En ce moment on entendit dans les rues le son des tambours et des trompettes qui appelaient les soldats de toutes parts.

– Nous sommes sujets de la Bourgogne, répondît Crèvecœur, qui remplissait les fonctions de grand-maréchal de la maison du duc, et nous devons agir en conséquence. Nos espérances, nos prières et nos efforts chercheront à ramener la paix et l’union entre Votre Majesté et notre maître ; mais en attendant, c’est un devoir pour nous d’exécuter ses ordres. Ces seigneurs et ces chevaliers se feront un honneur d’héberger l’illustre duc d’Orléans, le brave Dunois et le vénérable lord Crawford. Quant à moi, il faut que je sois le chambellan de Votre Majesté, et que je vous conduise dans un tout autre appartement que je ne le voudrais, me rappelant l’hospitalité que j’ai reçue au Plessis. Vous n’avez qu’à choisir votre suite, que les ordres du duc limitent à six personnes.

– En ce cas, dit le roi en regardant autour de lui, et après un moment de réflexion, je désire avoir près de moi Olivier-le-Dain, un archer de ma garde écossaise nommé le Balafré, Tristan l’Ermite, avec deux de ses gens à son choix, et mon fidèle et loyal philosophe Martius Galeotti.

– La volonté de Votre Majesté sera exécutée en tous points, répondit le comte de Crèvecœur. J’apprends, ajouta-il après avoir pris quelques informations, que Galeotti est en ce moment à souper en joyeuse compagnie, mais on va l’envoyer chercher. Les autres se rendront aux ordres de Votre Majesté à l’instant même.
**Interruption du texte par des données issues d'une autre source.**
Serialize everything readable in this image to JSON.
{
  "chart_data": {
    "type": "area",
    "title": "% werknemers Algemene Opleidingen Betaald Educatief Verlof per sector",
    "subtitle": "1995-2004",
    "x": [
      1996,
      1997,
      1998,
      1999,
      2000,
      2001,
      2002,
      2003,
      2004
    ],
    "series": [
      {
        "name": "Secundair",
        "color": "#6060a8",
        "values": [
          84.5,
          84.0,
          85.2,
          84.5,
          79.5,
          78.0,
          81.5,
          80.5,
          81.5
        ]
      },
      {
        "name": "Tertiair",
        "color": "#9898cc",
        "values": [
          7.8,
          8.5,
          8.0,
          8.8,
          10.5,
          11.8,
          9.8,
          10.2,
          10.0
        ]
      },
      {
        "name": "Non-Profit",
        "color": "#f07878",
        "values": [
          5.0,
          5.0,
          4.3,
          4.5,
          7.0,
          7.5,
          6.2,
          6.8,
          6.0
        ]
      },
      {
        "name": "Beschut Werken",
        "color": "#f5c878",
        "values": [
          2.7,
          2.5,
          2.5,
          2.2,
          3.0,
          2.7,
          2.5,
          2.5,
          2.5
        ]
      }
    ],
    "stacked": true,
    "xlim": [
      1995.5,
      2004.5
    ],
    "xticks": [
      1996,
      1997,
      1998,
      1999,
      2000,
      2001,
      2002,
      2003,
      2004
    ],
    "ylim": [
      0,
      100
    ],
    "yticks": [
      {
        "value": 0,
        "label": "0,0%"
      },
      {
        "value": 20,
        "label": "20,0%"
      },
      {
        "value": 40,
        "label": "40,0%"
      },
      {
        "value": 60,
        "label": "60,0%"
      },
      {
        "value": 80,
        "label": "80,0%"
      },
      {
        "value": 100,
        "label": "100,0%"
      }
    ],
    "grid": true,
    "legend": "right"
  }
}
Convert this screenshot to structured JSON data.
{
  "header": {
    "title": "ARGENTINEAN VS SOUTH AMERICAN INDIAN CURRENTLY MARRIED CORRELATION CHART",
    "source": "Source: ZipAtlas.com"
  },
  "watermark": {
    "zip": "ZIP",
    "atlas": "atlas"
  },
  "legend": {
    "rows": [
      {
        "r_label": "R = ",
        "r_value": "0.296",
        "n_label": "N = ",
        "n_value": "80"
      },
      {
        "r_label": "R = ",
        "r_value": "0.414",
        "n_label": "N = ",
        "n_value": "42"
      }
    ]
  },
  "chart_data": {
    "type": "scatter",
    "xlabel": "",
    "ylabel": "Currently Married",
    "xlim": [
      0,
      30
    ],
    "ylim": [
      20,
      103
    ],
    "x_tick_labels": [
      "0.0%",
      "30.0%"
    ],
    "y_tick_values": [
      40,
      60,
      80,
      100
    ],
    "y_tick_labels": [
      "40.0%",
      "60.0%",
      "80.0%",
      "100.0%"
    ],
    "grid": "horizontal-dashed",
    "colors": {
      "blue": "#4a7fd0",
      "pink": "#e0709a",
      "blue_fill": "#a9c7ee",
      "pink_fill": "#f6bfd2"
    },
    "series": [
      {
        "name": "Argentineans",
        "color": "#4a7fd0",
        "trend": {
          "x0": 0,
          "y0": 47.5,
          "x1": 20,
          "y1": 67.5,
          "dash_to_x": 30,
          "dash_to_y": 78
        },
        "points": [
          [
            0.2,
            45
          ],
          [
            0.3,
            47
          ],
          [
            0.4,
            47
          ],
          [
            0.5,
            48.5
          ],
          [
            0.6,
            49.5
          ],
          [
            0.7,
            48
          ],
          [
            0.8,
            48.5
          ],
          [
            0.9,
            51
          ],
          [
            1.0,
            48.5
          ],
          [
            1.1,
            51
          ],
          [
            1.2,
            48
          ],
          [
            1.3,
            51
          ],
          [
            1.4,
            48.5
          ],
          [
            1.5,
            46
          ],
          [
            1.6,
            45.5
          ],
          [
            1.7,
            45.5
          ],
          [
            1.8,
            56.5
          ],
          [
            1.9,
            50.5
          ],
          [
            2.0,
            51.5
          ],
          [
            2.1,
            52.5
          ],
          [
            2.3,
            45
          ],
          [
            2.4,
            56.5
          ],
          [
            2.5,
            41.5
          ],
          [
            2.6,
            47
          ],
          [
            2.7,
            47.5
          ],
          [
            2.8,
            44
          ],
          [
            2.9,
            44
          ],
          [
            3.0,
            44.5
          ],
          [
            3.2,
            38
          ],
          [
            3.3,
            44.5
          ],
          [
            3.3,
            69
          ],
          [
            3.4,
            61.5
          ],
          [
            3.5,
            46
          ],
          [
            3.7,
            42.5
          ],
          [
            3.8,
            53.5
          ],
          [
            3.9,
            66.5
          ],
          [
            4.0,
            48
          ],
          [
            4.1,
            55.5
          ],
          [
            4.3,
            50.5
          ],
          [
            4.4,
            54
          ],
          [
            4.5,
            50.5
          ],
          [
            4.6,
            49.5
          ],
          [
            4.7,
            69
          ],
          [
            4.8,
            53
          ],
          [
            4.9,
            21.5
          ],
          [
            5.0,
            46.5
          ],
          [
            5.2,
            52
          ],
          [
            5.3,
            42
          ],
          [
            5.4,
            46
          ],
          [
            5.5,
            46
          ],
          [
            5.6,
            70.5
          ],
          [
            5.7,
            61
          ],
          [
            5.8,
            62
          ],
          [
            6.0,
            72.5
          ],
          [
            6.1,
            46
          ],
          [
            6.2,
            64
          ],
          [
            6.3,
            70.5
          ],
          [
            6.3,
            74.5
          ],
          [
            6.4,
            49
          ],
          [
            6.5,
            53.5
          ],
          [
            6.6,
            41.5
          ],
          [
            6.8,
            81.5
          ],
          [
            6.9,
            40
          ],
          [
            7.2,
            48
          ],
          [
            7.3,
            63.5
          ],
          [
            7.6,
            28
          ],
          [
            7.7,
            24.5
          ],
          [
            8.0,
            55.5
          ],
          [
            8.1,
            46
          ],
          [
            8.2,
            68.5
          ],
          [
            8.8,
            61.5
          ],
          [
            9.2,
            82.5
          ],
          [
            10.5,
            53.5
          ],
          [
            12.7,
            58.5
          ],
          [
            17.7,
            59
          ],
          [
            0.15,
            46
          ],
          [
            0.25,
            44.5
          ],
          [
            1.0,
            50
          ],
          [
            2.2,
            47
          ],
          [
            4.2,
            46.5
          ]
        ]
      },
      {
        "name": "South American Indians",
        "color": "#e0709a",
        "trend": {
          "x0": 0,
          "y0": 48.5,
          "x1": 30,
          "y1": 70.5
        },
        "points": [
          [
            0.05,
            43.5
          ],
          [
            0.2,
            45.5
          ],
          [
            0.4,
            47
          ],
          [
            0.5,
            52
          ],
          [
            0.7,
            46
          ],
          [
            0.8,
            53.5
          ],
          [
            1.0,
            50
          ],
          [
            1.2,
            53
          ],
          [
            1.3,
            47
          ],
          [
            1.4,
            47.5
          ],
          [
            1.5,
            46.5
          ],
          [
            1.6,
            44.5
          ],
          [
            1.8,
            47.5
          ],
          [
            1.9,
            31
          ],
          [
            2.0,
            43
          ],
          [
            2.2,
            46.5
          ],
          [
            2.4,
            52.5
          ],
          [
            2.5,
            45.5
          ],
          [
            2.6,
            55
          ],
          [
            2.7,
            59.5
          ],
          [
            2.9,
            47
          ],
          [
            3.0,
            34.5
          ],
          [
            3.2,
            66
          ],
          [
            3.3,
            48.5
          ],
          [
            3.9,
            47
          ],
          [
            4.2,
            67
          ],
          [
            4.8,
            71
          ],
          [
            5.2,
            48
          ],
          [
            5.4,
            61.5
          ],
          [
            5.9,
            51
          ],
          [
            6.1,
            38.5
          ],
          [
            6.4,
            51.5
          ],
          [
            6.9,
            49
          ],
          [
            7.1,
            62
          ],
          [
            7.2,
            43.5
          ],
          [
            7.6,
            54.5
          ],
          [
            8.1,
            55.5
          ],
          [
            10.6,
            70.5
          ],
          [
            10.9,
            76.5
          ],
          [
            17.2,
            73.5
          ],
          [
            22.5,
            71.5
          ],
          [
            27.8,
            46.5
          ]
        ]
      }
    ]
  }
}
– Marchons donc, dit le roi, et rendons-nous dans le nouveau logement que nous assigne l’hospitalité de notre cousin. Nous savons que la place est forte, et nous espérons qu’elle ne sera pas moins sûre.

Avez-vous remarqué quelle suite le roi Louis a choisie ? demanda le Glorieux à voix basse, au comte de Crèvecœur en suivant Louis qui sortait de la salle où s’était donné le banquet.

– Sans doute, mon joyeux compère ; qu’as-tu à dire à cet égard ?

– Oh ! rien, absolument rien, si ce n’est que c’est un choix rare : un rufian de barbier, un coupe-jarret écossais, le bourreau avec deux de ses gens, et un fripon de charlatan. J’irai avec vous, Crèvecœur ; je veux prendre un grade dans la science de la coquinerie, en les observant pendant que vous allez les conduire. Satan aurait eu peine à convoquer un pareil synode, et il n’aurait pu en être lui-même un plus digne président.

Le fou, à qui tout était permis, prit alors le bras de Crèvecœur, et se mit à marcher avec lui, tandis qu’accompagné d’une forte escorte, mais avec toutes les marques extérieures du respect, le comte conduisait le roi vers son nouvel appartement.